Policy Iteration for Exploratory Hamilton--Jacobi--Bellman Equations
Hung Vinh Tran, Zhenhua Wang, Yuming Paul Zhang
TL;DR
The paper develops a rigorous convergence theory for policy iteration applied to entropy-regularized exploratory HJB equations on infinite horizon with large discount. It establishes uniform $C^{2,\alpha}$ regularity for PIA iterates under bounded coefficients with diffusion-control smallness, and proves convergence with quantitative rates; it also treats unbounded coefficients by proving well-posedness of the exploratory HJB and proving convergence of PIA using locally uniform $C^{1,\alpha}$ estimates.

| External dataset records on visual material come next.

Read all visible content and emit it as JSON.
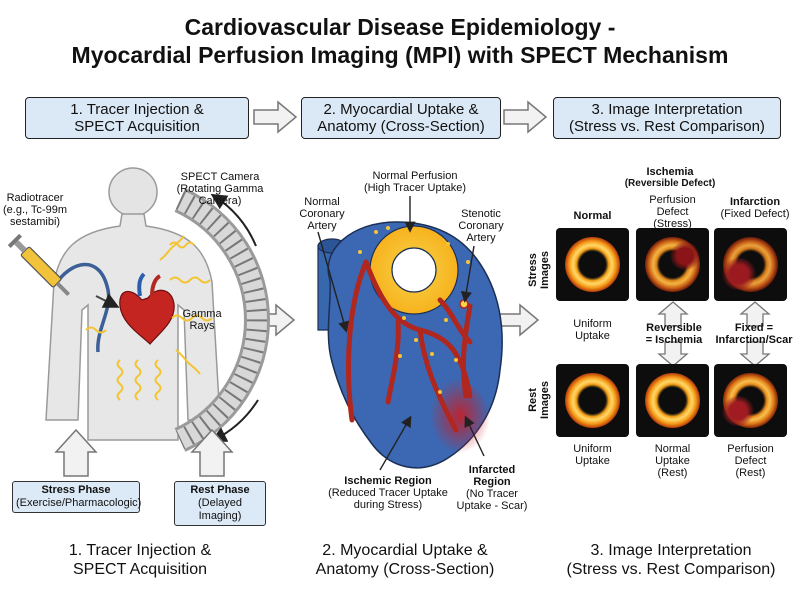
{
  "title": {
    "line1": "Cardiovascular Disease Epidemiology -",
    "line2": "Myocardial Perfusion Imaging (MPI) with SPECT Mechanism"
  },
  "steps": [
    {
      "line1": "1. Tracer Injection &",
      "line2": "SPECT Acquisition"
    },
    {
      "line1": "2. Myocardial Uptake &",
      "line2": "Anatomy (Cross-Section)"
    },
    {
      "line1": "3. Image Interpretation",
      "line2": "(Stress vs. Rest Comparison)"
    }
  ],
  "panel1": {
    "radiotracer": [
      "Radiotracer",
      "(e.g., Tc-99m",
      "sestamibi)"
    ],
    "camera": [
      "SPECT Camera",
      "(Rotating Gamma",
      "Camera)"
    ],
    "gamma": [
      "Gamma",
      "Rays"
    ],
    "stress_phase": {
      "title": "Stress Phase",
      "sub": "(Exercise/Pharmacologic)"
    },
    "rest_phase": {
      "title": "Rest Phase",
      "sub": "(Delayed Imaging)"
    }
  },
  "panel2": {
    "normal_perfusion": [
      "Normal Perfusion",
      "(High Tracer Uptake)"
    ],
    "normal_artery": [
      "Normal",
      "Coronary",
      "Artery"
    ],
    "stenotic_artery": [
      "Stenotic",
      "Coronary",
      "Artery"
    ],
    "ischemic_region": {
      "title": "Ischemic Region",
      "sub": [
        "(Reduced Tracer Uptake",
        "during Stress)"
      ]
    },
    "infarcted_region": {
      "title": [
        "Infarcted",
        "Region"
      ],
      "sub": [
        "(No Tracer",
        "Uptake - Scar)"
      ]
    }
  },
  "panel3": {
    "col_normal": "Normal",
    "col_ischemia": {
      "title": "Ischemia",
      "sub": "(Reversible Defect)"
    },
    "col_infarction": {
      "title": "Infarction",
      "sub": "(Fixed Defect)"
    },
    "perfusion_defect_stress": [
      "Perfusion",
      "Defect",
      "(Stress)"
    ],
    "row_stress": [
      "Stress",
      "Images"
    ],
    "row_rest": [
      "Rest",
      "Images"
    ],
    "uniform_uptake_mid": [
      "Uniform",
      "Uptake"
    ],
    "reversible": [
      "Reversible",
      "= Ischemia"
    ],
    "fixed": [
      "Fixed =",
      "Infarction/Scar"
    ],
    "uniform_uptake_bottom": [
      "Uniform",
      "Uptake"
    ],
    "normal_uptake_rest": [
      "Normal",
      "Uptake",
      "(Rest)"
    ],
    "perfusion_defect_rest": [
      "Perfusion",
      "Defect",
      "(Rest)"
    ]
  },
  "captions": [
    {
      "line1": "1. Tracer Injection &",
      "line2": "SPECT Acquisition"
    },
    {
      "line1": "2. Myocardial Uptake &",
      "line2": "Anatomy (Cross-Section)"
    },
    {
      "line1": "3. Image Interpretation",
      "line2": "(Stress vs. Rest Comparison)"
    }
  ],
  "colors": {
    "box_fill": "#dbe8f5",
    "heart_blue": "#3a68b0",
    "artery_red": "#b0271f",
    "tracer_yellow": "#f6c534"
  }
}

In the unbounded-diffusion setting with diffusion independent of control, interior $W^{2,p}$ estimates yield monotone convergence of the PIA iterates to the HJB solution, with the policy iterates converging to the optimal relaxed policy, all verified via viscosity-solution stability. Together, the results broaden the applicability of PIA to nonlinear, fully nonlinear HJB equations arising in entropy-regularized stochastic control and reinforcement learning, including regimes with unbounded data and diffusion terms.
Abstract
We study the policy iteration algorithm (PIA) for entropy-regularized stochastic control problems on an infinite time horizon with a large discount rate, focusing on two main scenarios. First, we analyze PIA with bounded coefficients where the controls applied to the diffusion term satisfy a smallness condition. We demonstrate the convergence of PIA based on a uniform $\mathcal{C}^{2,α}$ estimate for the value sequence generated by PIA, and provide a quantitative convergence analysis for this scenario. Second, we investigate PIA with unbounded coefficients but no control over the diffusion term. In this scenario, we first provide the well-posedness of the exploratory Hamilton--Jacobi--Bellman equation with linear growth coefficients and polynomial growth reward function. By such a well-posedess result we achieve PIA's convergence by establishing a quantitative locally uniform $\mathcal{C}^{1,α}$ estimates for the generated value sequence.